With the recent release of Anthropic’s Claude Sonnet 3.5, the company has gained a temporary lead in a long-standing AI race. However, while companies like Anthropic and OpenAI stumble over themselves to better their capabilities, it seems that Databricks is taking a different approach in focusing on compound AI systems.
At the recent Data+AI Summit, Databricks announced several updates to its Mosaic AI platform, allowing its customers to build their own compound AI systems.
Speaking to AIM, Databricks’ vice president of field engineering APJ, Nick Eayrs, said that compound AI systems offer huge value compared to building a single large model.
“How do we make these models better at integrating with other systems, both upstream and downstream? How do we build tools around the models so that they can operate in these compound systems to provide better insights and capabilities for customers and citizens?” he asked.
Where Do Compound AI Systems Fit into the Ecosystem?
While there are comparisons to multimodal systems, like GPT-4o, complex AI systems are a much broader term, encompassing multimodal systems, as well as other capabilities like using multiple AI models and techniques for better and more complex reasoning.
“We believe that compound AI systems will be the best way to maximise the quality, reliability, and measurement of AI applications going forward, and may be one of the most important trends in AI in 2024,” said Databricks co-founder and CTO Matei Zaharia.
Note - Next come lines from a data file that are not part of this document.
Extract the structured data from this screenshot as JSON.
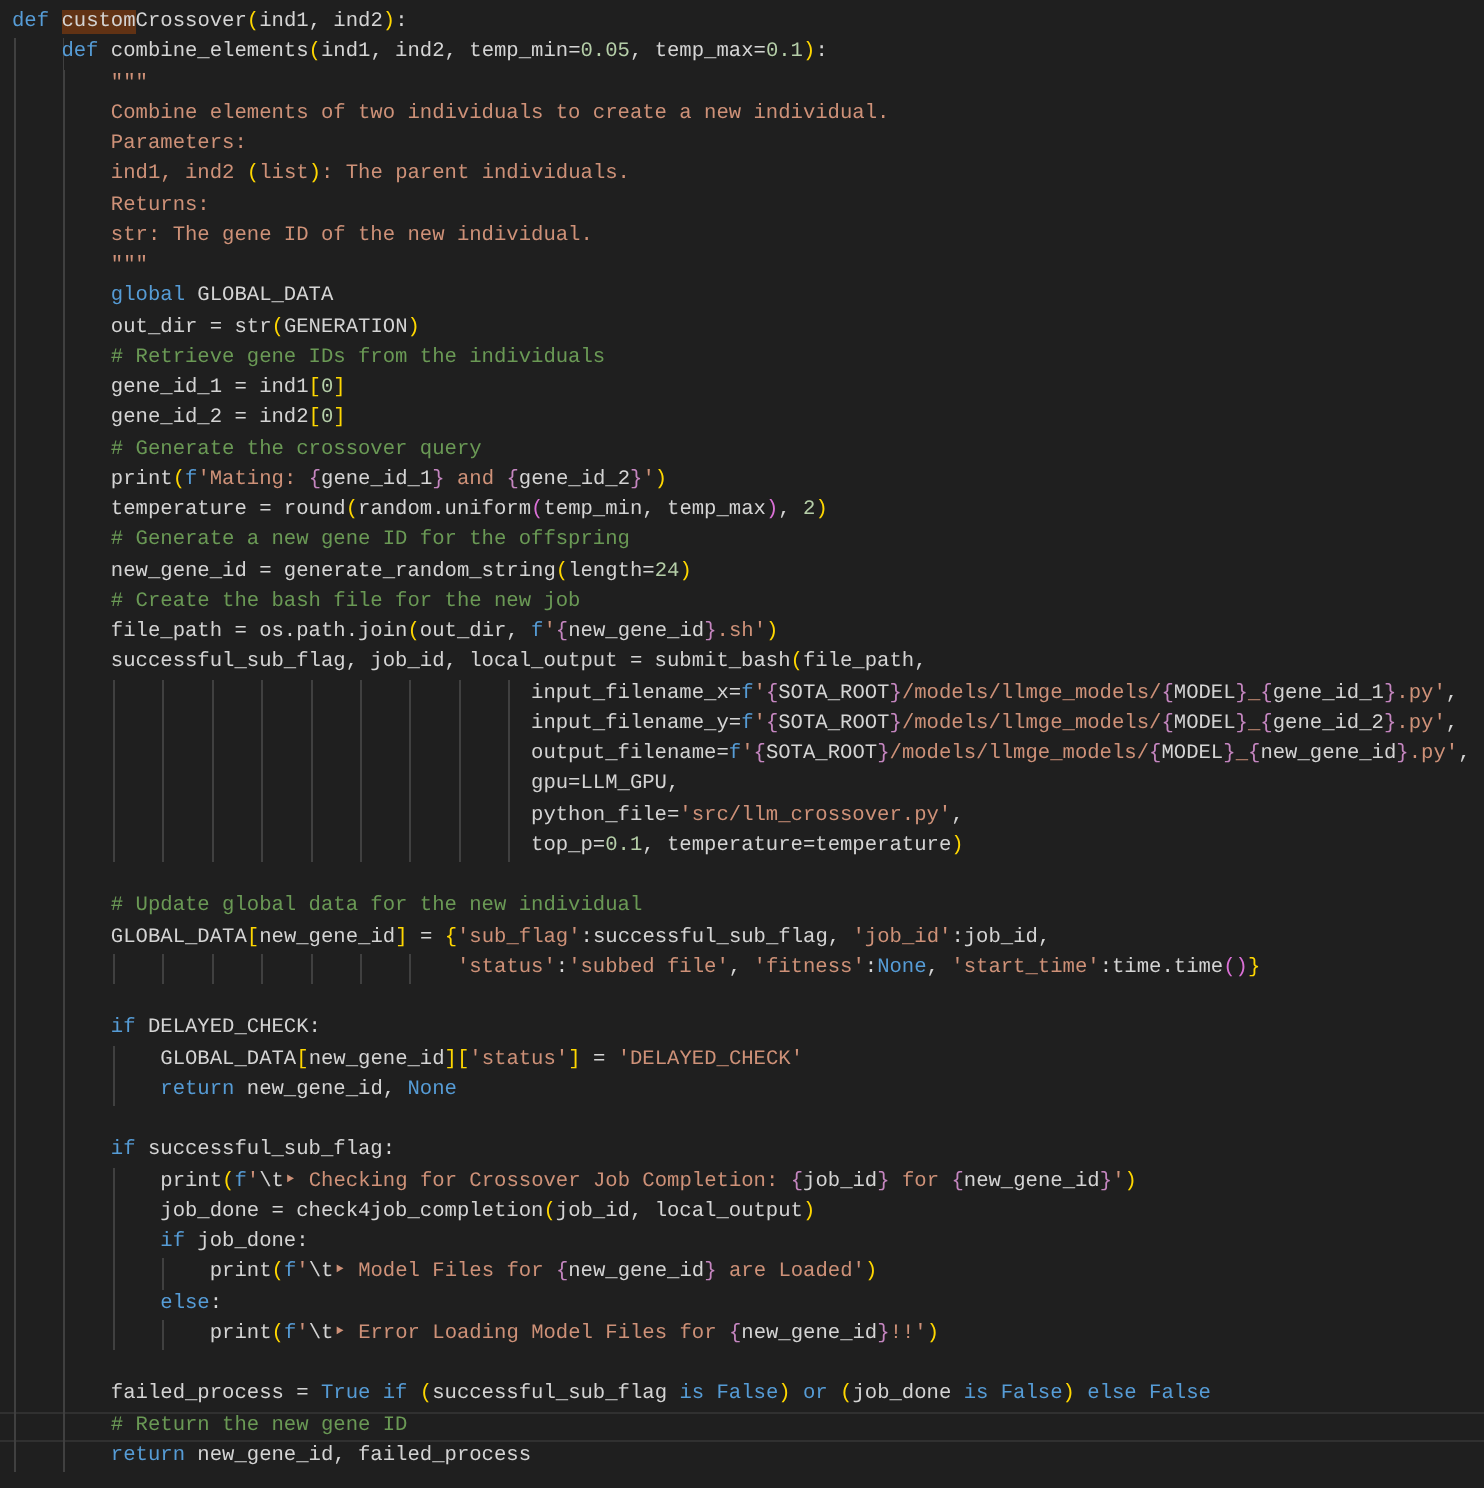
{
  "editor": {
    "lines": [
      {
        "current": false,
        "tokens": [
          {
            "kind": "kw",
            "text": "def "
          },
          {
            "kind": "match",
            "text": "custom"
          },
          {
            "kind": "tx",
            "text": "Crossover"
          },
          {
            "kind": "b1",
            "text": "("
          },
          {
            "kind": "tx",
            "text": "ind1, ind2"
          },
          {
            "kind": "b1",
            "text": ")"
          },
          {
            "kind": "tx",
            "text": ":"
          }
        ]
      },
      {
        "current": false,
        "tokens": [
          {
            "kind": "kw",
            "text": "    def"
          },
          {
            "kind": "tx",
            "text": " combine_elements"
          },
          {
            "kind": "b1",
            "text": "("
          },
          {
            "kind": "tx",
            "text": "ind1, ind2, temp_min="
          },
          {
            "kind": "num",
            "text": "0.05"
          },
          {
            "kind": "tx",
            "text": ", temp_max="
          },
          {
            "kind": "num",
            "text": "0.1"
          },
          {
            "kind": "b1",
            "text": ")"
          },
          {
            "kind": "tx",
            "text": ":"
          }
        ]
      },
      {
        "current": false,
        "tokens": [
          {
            "kind": "str",
            "text": "        \"\"\""
          }
        ]
      },
      {
        "current": false,
        "tokens": [
          {
            "kind": "str",
            "text": "        Combine elements of two individuals to create a new individual."
          }
        ]
      },
      {
        "current": false,
        "tokens": [
          {
            "kind": "str",
            "text": "        Parameters:"
          }
        ]
      },
      {
        "current": false,
        "tokens": [
          {
            "kind": "str",
            "text": "        ind1, ind2 "
          },
          {
            "kind": "b1",
            "text": "("
          },
          {
            "kind": "str",
            "text": "list"
          },
          {
            "kind": "b1",
            "text": ")"
          },
          {
            "kind": "str",
            "text": ": The parent individuals."
          }
        ]
      },
      {
        "current": false,
        "tokens": [
          {
            "kind": "str",
            "text": "        Returns:"
          }
        ]
      },
      {
        "current": false,
        "tokens": [
          {
            "kind": "str",
            "text": "        str: The gene ID of the new individual."
          }
        ]
      },
      {
        "current": false,
        "tokens": [
          {
            "kind": "str",
            "text": "        \"\"\""
          }
        ]
      },
      {
        "current": false,
        "tokens": [
          {
            "kind": "kw",
            "text": "        global"
          },
          {
            "kind": "tx",
            "text": " GLOBAL_DATA"
          }
        ]
      },
      {
        "current": false,
        "tokens": [
          {
            "kind": "tx",
            "text": "        out_dir = str"
          },
          {
            "kind": "b1",
            "text": "("
          },
          {
            "kind": "tx",
            "text": "GENERATION"
          },
          {
            "kind": "b1",
            "text": ")"
          }
        ]
      },
      {
        "current": false,
        "tokens": [
          {
            "kind": "cm",
            "text": "        # Retrieve gene IDs from the individuals"
          }
        ]
      },
      {
        "current": false,
        "tokens": [
          {
            "kind": "tx",
            "text": "        gene_id_1 = ind1"
          },
          {
            "kind": "b1",
            "text": "["
          },
          {
            "kind": "num",
            "text": "0"
          },
          {
            "kind": "b1",
            "text": "]"
          }
        ]
      },
      {
        "current": false,
        "tokens": [
          {
            "kind": "tx",
            "text": "        gene_id_2 = ind2"
          },
          {
            "kind": "b1",
            "text": "["
          },
          {
            "kind": "num",
            "text": "0"
          },
          {
            "kind": "b1",
            "text": "]"
          }
        ]
      },
      {
        "current": false,
        "tokens": [
          {
            "kind": "cm",
            "text": "        # Generate the crossover query"
          }
        ]
      },
      {
        "current": false,
        "tokens": [
          {
            "kind": "tx",
            "text": "        print"
          },
          {
            "kind": "b1",
            "text": "("
          },
          {
            "kind": "kw",
            "text": "f"
          },
          {
            "kind": "str",
            "text": "'Mating: "
          },
          {
            "kind": "fb",
            "text": "{"
          },
          {
            "kind": "tx",
            "text": "gene_id_1"
          },
          {
            "kind": "fb",
            "text": "}"
          },
          {
            "kind": "str",
            "text": " and "
          },
          {
            "kind": "fb",
            "text": "{"
          },
          {
            "kind": "tx",
            "text": "gene_id_2"
          },
          {
            "kind": "fb",
            "text": "}"
          },
          {
            "kind": "str",
            "text": "'"
          },
          {
            "kind": "b1",
            "text": ")"
          }
        ]
      },
      {
        "current": false,
        "tokens": [
          {
            "kind": "tx",
            "text": "        temperature = round"
          },
          {
            "kind": "b1",
            "text": "("
          },
          {
            "kind": "tx",
            "text": "random.uniform"
          },
          {
            "kind": "b2",
            "text": "("
          },
          {
            "kind": "tx",
            "text": "temp_min, temp_max"
          },
          {
            "kind": "b2",
            "text": ")"
          },
          {
            "kind": "tx",
            "text": ", "
          },
          {
            "kind": "num",
            "text": "2"
          },
          {
            "kind": "b1",
            "text": ")"
          }
        ]
      },
      {
        "current": false,
        "tokens": [
          {
            "kind": "cm",
            "text": "        # Generate a new gene ID for the offspring"
          }
        ]
      },
      {
        "current": false,
        "tokens": [
          {
            "kind": "tx",
            "text": "        new_gene_id = generate_random_string"
          },
          {
            "kind": "b1",
            "text": "("
          },
          {
            "kind": "tx",
            "text": "length="
          },
          {
            "kind": "num",
            "text": "24"
          },
          {
            "kind": "b1",
            "text": ")"
          }
        ]
      },
      {
        "current": false,
        "tokens": [
          {
            "kind": "cm",
            "text": "        # Create the bash file for the new job"
          }
        ]
      },
      {
        "current": false,
        "tokens": [
          {
            "kind": "tx",
            "text": "        file_path = os.path.join"
          },
          {
            "kind": "b1",
            "text": "("
          },
          {
            "kind": "tx",
            "text": "out_dir, "
          },
          {
            "kind": "kw",
            "text": "f"
          },
          {
            "kind": "str",
            "text": "'"
          },
          {
            "kind": "fb",
            "text": "{"
          },
          {
            "kind": "tx",
            "text": "new_gene_id"
          },
          {
            "kind": "fb",
            "text": "}"
          },
          {
            "kind": "str",
            "text": ".sh'"
          },
          {
            "kind": "b1",
            "text": ")"
          }
        ]
      },
      {
        "current": false,
        "tokens": [
          {
            "kind": "tx",
            "text": "        successful_sub_flag, job_id, local_output = submit_bash"
          },
          {
            "kind": "b1",
            "text": "("
          },
          {
            "kind": "tx",
            "text": "file_path,"
          }
        ]
      },
      {
        "current": false,
        "tokens": [
          {
            "kind": "tx",
            "text": "                                          input_filename_x="
          },
          {
            "kind": "kw",
            "text": "f"
          },
          {
            "kind": "str",
            "text": "'"
          },
          {
            "kind": "fb",
            "text": "{"
          },
          {
            "kind": "tx",
            "text": "SOTA_ROOT"
          },
          {
            "kind": "fb",
            "text": "}"
          },
          {
            "kind": "str",
            "text": "/models/llmge_models/"
          },
          {
            "kind": "fb",
            "text": "{"
          },
          {
            "kind": "tx",
            "text": "MODEL"
          },
          {
            "kind": "fb",
            "text": "}"
          },
          {
            "kind": "str",
            "text": "_"
          },
          {
            "kind": "fb",
            "text": "{"
          },
          {
            "kind": "tx",
            "text": "gene_id_1"
          },
          {
            "kind": "fb",
            "text": "}"
          },
          {
            "kind": "str",
            "text": ".py'"
          },
          {
            "kind": "tx",
            "text": ","
          }
        ]
      },
      {
        "current": false,
        "tokens": [
          {
            "kind": "tx",
            "text": "                                          input_filename_y="
          },
          {
            "kind": "kw",
            "text": "f"
          },
          {
            "kind": "str",
            "text": "'"
          },
          {
            "kind": "fb",
            "text": "{"
          },
          {
            "kind": "tx",
            "text": "SOTA_ROOT"
          },
          {
            "kind": "fb",
            "text": "}"
          },
          {
            "kind": "str",
            "text": "/models/llmge_models/"
          },
          {
            "kind": "fb",
            "text": "{"
          },
          {
            "kind": "tx",
            "text": "MODEL"
          },
          {
            "kind": "fb",
            "text": "}"
          },
          {
            "kind": "str",
            "text": "_"
          },
          {
            "kind": "fb",
            "text": "{"
          },
          {
            "kind": "tx",
            "text": "gene_id_2"
          },
          {
            "kind": "fb",
            "text": "}"
          },
          {
            "kind": "str",
            "text": ".py'"
          },
          {
            "kind": "tx",
            "text": ","
          }
        ]
      },
      {
        "current": false,
        "tokens": [
          {
            "kind": "tx",
            "text": "                                          output_filename="
          },
          {
            "kind": "kw",
            "text": "f"
          },
          {
            "kind": "str",
            "text": "'"
          },
          {
            "kind": "fb",
            "text": "{"
          },
          {
            "kind": "tx",
            "text": "SOTA_ROOT"
          },
          {
            "kind": "fb",
            "text": "}"
          },
          {
            "kind": "str",
            "text": "/models/llmge_models/"
          },
          {
            "kind": "fb",
            "text": "{"
          },
          {
            "kind": "tx",
            "text": "MODEL"
          },
          {
            "kind": "fb",
            "text": "}"
          },
          {
            "kind": "str",
            "text": "_"
          },
          {
            "kind": "fb",
            "text": "{"
          },
          {
            "kind": "tx",
            "text": "new_gene_id"
          },
          {
            "kind": "fb",
            "text": "}"
          },
          {
            "kind": "str",
            "text": ".py'"
          },
          {
            "kind": "tx",
            "text": ","
          }
        ]
      },
      {
        "current": false,
        "tokens": [
          {
            "kind": "tx",
            "text": "                                          gpu=LLM_GPU,"
          }
        ]
      },
      {
        "current": false,
        "tokens": [
          {
            "kind": "tx",
            "text": "                                          python_file="
          },
          {
            "kind": "str",
            "text": "'src/llm_crossover.py'"
          },
          {
            "kind": "tx",
            "text": ","
          }
        ]
      },
      {
        "current": false,
        "tokens": [
          {
            "kind": "tx",
            "text": "                                          top_p="
          },
          {
            "kind": "num",
            "text": "0.1"
          },
          {
            "kind": "tx",
            "text": ", temperature=temperature"
          },
          {
            "kind": "b1",
            "text": ")"
          }
        ]
      },
      {
        "current": false
      },
      {
        "current": false,
        "tokens": [
          {
            "kind": "cm",
            "text": "        # Update global data for the new individual"
          }
        ]
      },
      {
        "current": false,
        "tokens": [
          {
            "kind": "tx",
            "text": "        GLOBAL_DATA"
          },
          {
            "kind": "b1",
            "text": "["
          },
          {
            "kind": "tx",
            "text": "new_gene_id"
          },
          {
            "kind": "b1",
            "text": "]"
          },
          {
            "kind": "tx",
            "text": " = "
          },
          {
            "kind": "b1",
            "text": "{"
          },
          {
            "kind": "str",
            "text": "'sub_flag'"
          },
          {
            "kind": "tx",
            "text": ":successful_sub_flag, "
          },
          {
            "kind": "str",
            "text": "'job_id'"
          },
          {
            "kind": "tx",
            "text": ":job_id,"
          }
        ]
      },
      {
        "current": false,
        "tokens": [
          {
            "kind": "str",
            "text": "                                    'status'"
          },
          {
            "kind": "tx",
            "text": ":"
          },
          {
            "kind": "str",
            "text": "'subbed file'"
          },
          {
            "kind": "tx",
            "text": ", "
          },
          {
            "kind": "str",
            "text": "'fitness'"
          },
          {
            "kind": "tx",
            "text": ":"
          },
          {
            "kind": "kw",
            "text": "None"
          },
          {
            "kind": "tx",
            "text": ", "
          },
          {
            "kind": "str",
            "text": "'start_time'"
          },
          {
            "kind": "tx",
            "text": ":time.time"
          },
          {
            "kind": "b2",
            "text": "()"
          },
          {
            "kind": "b1",
            "text": "}"
          }
        ]
      },
      {
        "current": false
      },
      {
        "current": false,
        "tokens": [
          {
            "kind": "kw",
            "text": "        if"
          },
          {
            "kind": "tx",
            "text": " DELAYED_CHECK:"
          }
        ]
      },
      {
        "current": false,
        "tokens": [
          {
            "kind": "tx",
            "text": "            GLOBAL_DATA"
          },
          {
            "kind": "b1",
            "text": "["
          },
          {
            "kind": "tx",
            "text": "new_gene_id"
          },
          {
            "kind": "b1",
            "text": "]["
          },
          {
            "kind": "str",
            "text": "'status'"
          },
          {
            "kind": "b1",
            "text": "]"
          },
          {
            "kind": "tx",
            "text": " = "
          },
          {
            "kind": "str",
            "text": "'DELAYED_CHECK'"
          }
        ]
      },
      {
        "current": false,
        "tokens": [
          {
            "kind": "kw",
            "text": "            return"
          },
          {
            "kind": "tx",
            "text": " new_gene_id, "
          },
          {
            "kind": "kw",
            "text": "None"
          }
        ]
      },
      {
        "current": false
      },
      {
        "current": false,
        "tokens": [
          {
            "kind": "kw",
            "text": "        if"
          },
          {
            "kind": "tx",
            "text": " successful_sub_flag:"
          }
        ]
      },
      {
        "current": false,
        "tokens": [
          {
            "kind": "tx",
            "text": "            print"
          },
          {
            "kind": "b1",
            "text": "("
          },
          {
            "kind": "kw",
            "text": "f"
          },
          {
            "kind": "str",
            "text": "'"
          },
          {
            "kind": "tx",
            "text": "\\t"
          },
          {
            "kind": "str",
            "text": "‣ Checking for Crossover Job Completion: "
          },
          {
            "kind": "fb",
            "text": "{"
          },
          {
            "kind": "tx",
            "text": "job_id"
          },
          {
            "kind": "fb",
            "text": "}"
          },
          {
            "kind": "str",
            "text": " for "
          },
          {
            "kind": "fb",
            "text": "{"
          },
          {
            "kind": "tx",
            "text": "new_gene_id"
          },
          {
            "kind": "fb",
            "text": "}"
          },
          {
            "kind": "str",
            "text": "'"
          },
          {
            "kind": "b1",
            "text": ")"
          }
        ]
      },
      {
        "current": false,
        "tokens": [
          {
            "kind": "tx",
            "text": "            job_done = check4job_completion"
          },
          {
            "kind": "b1",
            "text": "("
          },
          {
            "kind": "tx",
            "text": "job_id, local_output"
          },
          {
            "kind": "b1",
            "text": ")"
          }
        ]
      },
      {
        "current": false,
        "tokens": [
          {
            "kind": "kw",
            "text": "            if"
          },
          {
            "kind": "tx",
            "text": " job_done:"
          }
        ]
      },
      {
        "current": false,
        "tokens": [
          {
            "kind": "tx",
            "text": "                print"
          },
          {
            "kind": "b1",
            "text": "("
          },
          {
            "kind": "kw",
            "text": "f"
          },
          {
            "kind": "str",
            "text": "'"
          },
          {
            "kind": "tx",
            "text": "\\t"
          },
          {
            "kind": "str",
            "text": "‣ Model Files for "
          },
          {
            "kind": "fb",
            "text": "{"
          },
          {
            "kind": "tx",
            "text": "new_gene_id"
          },
          {
            "kind": "fb",
            "text": "}"
          },
          {
            "kind": "str",
            "text": " are Loaded'"
          },
          {
            "kind": "b1",
            "text": ")"
          }
        ]
      },
      {
        "current": false,
        "tokens": [
          {
            "kind": "kw",
            "text": "            else"
          },
          {
            "kind": "tx",
            "text": ":"
          }
        ]
      },
      {
        "current": false,
        "tokens": [
          {
            "kind": "tx",
            "text": "                print"
          },
          {
            "kind": "b1",
            "text": "("
          },
          {
            "kind": "kw",
            "text": "f"
          },
          {
            "kind": "str",
            "text": "'"
          },
          {
            "kind": "tx",
            "text": "\\t"
          },
          {
            "kind": "str",
            "text": "‣ Error Loading Model Files for "
          },
          {
            "kind": "fb",
            "text": "{"
          },
          {
            "kind": "tx",
            "text": "new_gene_id"
          },
          {
            "kind": "fb",
            "text": "}"
          },
          {
            "kind": "str",
            "text": "!!'"
          },
          {
            "kind": "b1",
            "text": ")"
          }
        ]
      },
      {
        "current": false
      },
      {
        "current": false,
        "tokens": [
          {
            "kind": "tx",
            "text": "        failed_process = "
          },
          {
            "kind": "kw",
            "text": "True"
          },
          {
            "kind": "kw",
            "text": " if"
          },
          {
            "kind": "b1",
            "text": " ("
          },
          {
            "kind": "tx",
            "text": "successful_sub_flag "
          },
          {
            "kind": "kw",
            "text": "is False"
          },
          {
            "kind": "b1",
            "text": ")"
          },
          {
            "kind": "kw",
            "text": " or"
          },
          {
            "kind": "b1",
            "text": " ("
          },
          {
            "kind": "tx",
            "text": "job_done "
          },
          {
            "kind": "kw",
            "text": "is False"
          },
          {
            "kind": "b1",
            "text": ")"
          },
          {
            "kind": "kw",
            "text": " else False"
          }
        ]
      },
      {
        "current": true,
        "tokens": [
          {
            "kind": "cm",
            "text": "        # Return the new gene ID"
          }
        ]
      },
      {
        "current": false,
        "tokens": [
          {
            "kind": "kw",
            "text": "        return"
          },
          {
            "kind": "tx",
            "text": " new_gene_id, failed_process"
          }
        ]
      }
    ]
  }
}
This is unsurprising, with many AI companies slowly pivoting towards offering enterprise AI services, including Microsoft, which recently killed its GPT Builder in Copilot for consumer purposes to focus on enterprise and commercial sectors.
Databricks’ Data Intelligence platform means that companies can make the best use of their data. As Databrick CEO Ali Ghodsi said, essentially democratising their data in order to allow access to it to anyone within the company, while also making sure that their data is not at the mercy of outside vendors.
Data Governance is Key
Obviously, for all of this to work, data is key – not just data but also how this data is formatted and labelled.
Using financial data and software company FactSet, which is a Databricks client, as an example, Databricks co-founder and VP of engineering Patrick Wendell pointed out that the company has a huge amount of data for existing queries “with labelled English examples so they could tune a model that understands their data extremely well”.
Another major announcement from the summit came in the form of Databricks officially open-sourcing Unity Catalog. This allows companies to standardise their data, allowing for more accurate training and information retrieval.
Will Databricks’ Focus on Democratising AI Prevail?
However, with Databricks effectively coming out with an entire ecosystem for companies to use in the name of democratising AI systems, this could change slowly.
With combined factors like industries pivoting towards AI use, the need to effectively use data and concerns on commercial data privacy, Databricks has managed to corner an untapped market.
But Zaharia is correct in saying that this has slowly become a massive trend in 2024. While Databricks has focused on ensuring that everything remains democratised and largely accessible, this doesn’t stop other AI companies from leveraging their technology and pushing their own formats for enterprises to use.
However, unlike their Tabular acquisition, the company may not be able to enforce their democratic AI ideal as big tech companies venture into the domain.
This may not necessarily be a bad thing. With Databricks ensuring democratic AI first and foremost, and their early tapping of a market, the company has essentially set a standard for how things need to be done when it comes to leveraging compound AI systems.
Even if larger companies try to commercialise these systems in their own formats, Databricks’ early cornering of the market could help them remain in the lead for years to come.